Feeling Hot, Hot, Hot!
We're on the home stretch here—all that's left to do is sear them. I start with a stainless steel or cast iron skillet, coated with plain vegetable or canola oil and set over high heat until the oil starts to smoke lightly. If you have clarified butter on hand or are willing to make some, it's a good choice for searing. Don't try to sear scallops in regular butter, the milk solids will burn and end up as black flecks on your otherwise-gorgeously brown and cream-colored scallops.
You want a pan that is large enough to hold the scallops and leave enough room to allow the moisture to evaporate rapidly.
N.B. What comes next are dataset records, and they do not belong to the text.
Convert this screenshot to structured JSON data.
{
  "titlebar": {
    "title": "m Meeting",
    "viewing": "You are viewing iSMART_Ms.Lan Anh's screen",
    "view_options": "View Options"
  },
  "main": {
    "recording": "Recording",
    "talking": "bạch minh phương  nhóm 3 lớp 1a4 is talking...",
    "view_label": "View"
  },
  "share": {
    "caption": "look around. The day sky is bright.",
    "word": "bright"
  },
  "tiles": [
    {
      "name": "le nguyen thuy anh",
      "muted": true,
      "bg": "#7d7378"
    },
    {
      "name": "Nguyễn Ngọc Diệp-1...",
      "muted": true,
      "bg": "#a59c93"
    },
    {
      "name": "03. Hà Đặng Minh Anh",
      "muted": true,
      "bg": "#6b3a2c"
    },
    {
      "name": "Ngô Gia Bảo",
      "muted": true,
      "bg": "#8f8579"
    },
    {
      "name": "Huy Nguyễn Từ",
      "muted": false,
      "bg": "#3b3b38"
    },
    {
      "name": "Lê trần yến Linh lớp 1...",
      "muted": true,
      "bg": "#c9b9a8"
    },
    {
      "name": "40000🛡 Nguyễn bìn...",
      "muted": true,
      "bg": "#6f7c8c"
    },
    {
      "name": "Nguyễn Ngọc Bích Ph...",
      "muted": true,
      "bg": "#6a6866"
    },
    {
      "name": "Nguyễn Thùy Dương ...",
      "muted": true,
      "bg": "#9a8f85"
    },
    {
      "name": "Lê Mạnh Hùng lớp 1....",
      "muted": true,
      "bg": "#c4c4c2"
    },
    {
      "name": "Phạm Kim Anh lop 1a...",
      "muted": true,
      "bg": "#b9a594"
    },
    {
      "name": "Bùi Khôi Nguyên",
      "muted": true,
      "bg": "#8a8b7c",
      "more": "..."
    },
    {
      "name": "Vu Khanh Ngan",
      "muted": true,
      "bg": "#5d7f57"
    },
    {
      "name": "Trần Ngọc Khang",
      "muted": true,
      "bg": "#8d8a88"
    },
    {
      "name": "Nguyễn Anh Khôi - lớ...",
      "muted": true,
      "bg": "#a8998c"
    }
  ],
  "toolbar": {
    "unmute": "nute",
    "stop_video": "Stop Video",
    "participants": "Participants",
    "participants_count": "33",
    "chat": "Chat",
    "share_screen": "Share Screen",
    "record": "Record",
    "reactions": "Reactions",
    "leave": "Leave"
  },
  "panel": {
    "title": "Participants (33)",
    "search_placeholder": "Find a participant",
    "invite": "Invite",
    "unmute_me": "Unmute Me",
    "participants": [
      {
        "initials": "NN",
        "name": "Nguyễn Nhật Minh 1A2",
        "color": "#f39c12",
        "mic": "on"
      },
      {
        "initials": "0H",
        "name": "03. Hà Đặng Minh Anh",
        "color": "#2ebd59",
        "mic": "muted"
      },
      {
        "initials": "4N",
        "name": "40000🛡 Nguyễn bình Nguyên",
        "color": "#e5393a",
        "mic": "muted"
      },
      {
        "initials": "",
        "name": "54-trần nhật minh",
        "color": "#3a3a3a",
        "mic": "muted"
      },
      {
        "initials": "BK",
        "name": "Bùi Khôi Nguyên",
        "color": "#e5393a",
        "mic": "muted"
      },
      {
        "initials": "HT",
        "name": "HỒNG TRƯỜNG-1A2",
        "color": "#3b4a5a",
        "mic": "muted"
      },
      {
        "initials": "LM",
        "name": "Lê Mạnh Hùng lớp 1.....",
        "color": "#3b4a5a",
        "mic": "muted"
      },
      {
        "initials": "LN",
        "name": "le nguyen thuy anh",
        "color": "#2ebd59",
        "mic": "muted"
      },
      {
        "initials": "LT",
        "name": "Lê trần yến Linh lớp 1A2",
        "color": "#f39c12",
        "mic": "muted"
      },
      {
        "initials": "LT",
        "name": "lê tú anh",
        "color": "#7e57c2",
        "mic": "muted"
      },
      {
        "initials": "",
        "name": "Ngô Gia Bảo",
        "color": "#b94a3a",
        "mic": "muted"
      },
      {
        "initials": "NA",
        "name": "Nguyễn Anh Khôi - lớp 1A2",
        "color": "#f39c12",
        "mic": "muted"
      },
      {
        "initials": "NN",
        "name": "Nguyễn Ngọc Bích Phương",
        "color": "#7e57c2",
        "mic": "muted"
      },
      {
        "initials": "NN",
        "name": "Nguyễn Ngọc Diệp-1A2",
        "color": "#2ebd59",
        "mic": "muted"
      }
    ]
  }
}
Once the pan is smoking, the scallops go in.
I cook them without moving them until a little peek underneath reveals a deep golden crust. Do not flip those scallops until the crust is formed. It's better to cook the scallops all the way through on the first side and just let the second side kiss the heat if that's what it takes to get a crust on that first side.
A perfect crust on top with a pale underbelly is more desirable than two sides that are soft and pale.
Which is not to say that that's what you'll get. If you've followed all of the drying steps properly, and if you started with a screaming hot pan, you should have no problem crusting up both sides of those scallops on even the most average of home ranges.
As soon as the scallops are done, I transfer them to a paper towel–lined plate to blot off any extra fat while I put together my dinner plates. And there we have 'em. Sweet and nutty with a nice golden-brown color, just like the girl I married.
Scallops just beg for bright, sweet, fresh vegetables to accompany them. Peas and scallops in the spring make a classic combination, but in the summer, I can't think of anything I want to eat with scallops more than corn and tomatoes.
So that's exactly what I did. Come to think of it, one of these days I ought to share my secret technique for making creamed corn with no cream at all. But not now. For now, I eat.